Cuarenta y tres ECsA (27 nuevos en esta actualización) con 4 320 participantes cumplieron los criterios de inclusión. Las intervenciones con el tipo de ejercicio más efectivo sobre la densidad mineral ósea (DMO) para el cuello del fémur parecen ser los ejercicios de fuerza intensa sin peso como el entrenamiento progresivo de fuerza de resistencia para los miembros inferiores (DM 1,03; intervalo de confianza [IC] del 95%: 0,24 a 1,82). Las intervenciones más efectivas para la DMO de la columna fueron los programas de ejercicios de combinación (DM 3,22; IC del 95%: 1,80 a 4,64) en comparación con los grupos control.

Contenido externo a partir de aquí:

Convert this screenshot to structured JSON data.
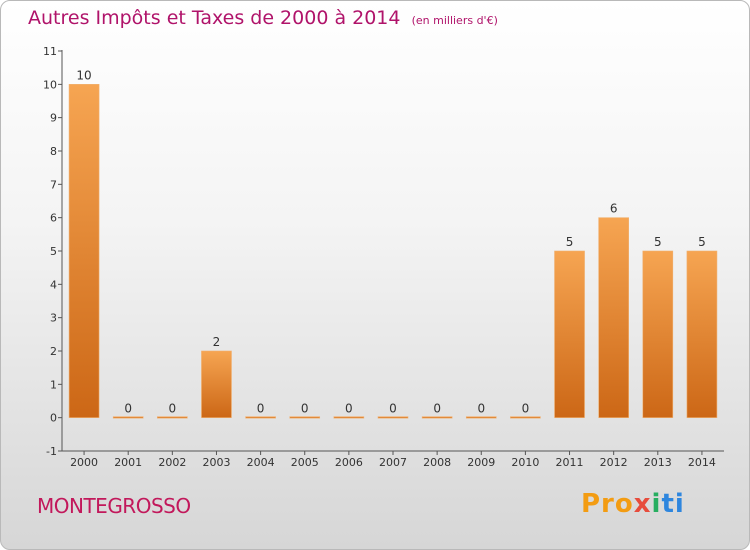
{
  "chart_data": {
    "type": "bar",
    "title": "Autres Impôts et Taxes de 2000 à 2014",
    "unit": "(en milliers d'€)",
    "categories": [
      "2000",
      "2001",
      "2002",
      "2003",
      "2004",
      "2005",
      "2006",
      "2007",
      "2008",
      "2009",
      "2010",
      "2011",
      "2012",
      "2013",
      "2014"
    ],
    "values": [
      10,
      0,
      0,
      2,
      0,
      0,
      0,
      0,
      0,
      0,
      0,
      5,
      6,
      5,
      5
    ],
    "y_ticks": [
      "-1",
      "0",
      "1",
      "2",
      "3",
      "4",
      "5",
      "6",
      "7",
      "8",
      "9",
      "10",
      "11"
    ],
    "ylim": [
      -1,
      11
    ],
    "grid": false,
    "bar_color": "#f5a04d"
  },
  "commune": "MONTEGROSSO",
  "logo": {
    "p1": "Pro",
    "p2": "x",
    "p3": "i",
    "p4": "ti"
  }
}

Las fracturas y las caídas se informaron como eventos adversos en algunos estudios. No hubo efectos sobre la cantidad de fracturas (odds ratio [OR] 0,61; IC del 95%: 0,23 a 1,64). En general la calidad del informe de los estudios en los metanálisis fue deficiente, particularmente en las áreas de generación de la secuencia, la ocultación de la asignación, el cegamiento y las pérdidas durante el seguimiento.

Conclusiones de los autores

Estos resultados indican un efecto significativo relativamente pequeño pero posiblemente importante de los ejercicios sobre la densidad ósea en comparación con los grupos control. El ejercicio tiene la posibilidad de ser una manera segura y efectiva de evitar la pérdida ósea en las pacientes postmenopáusicas.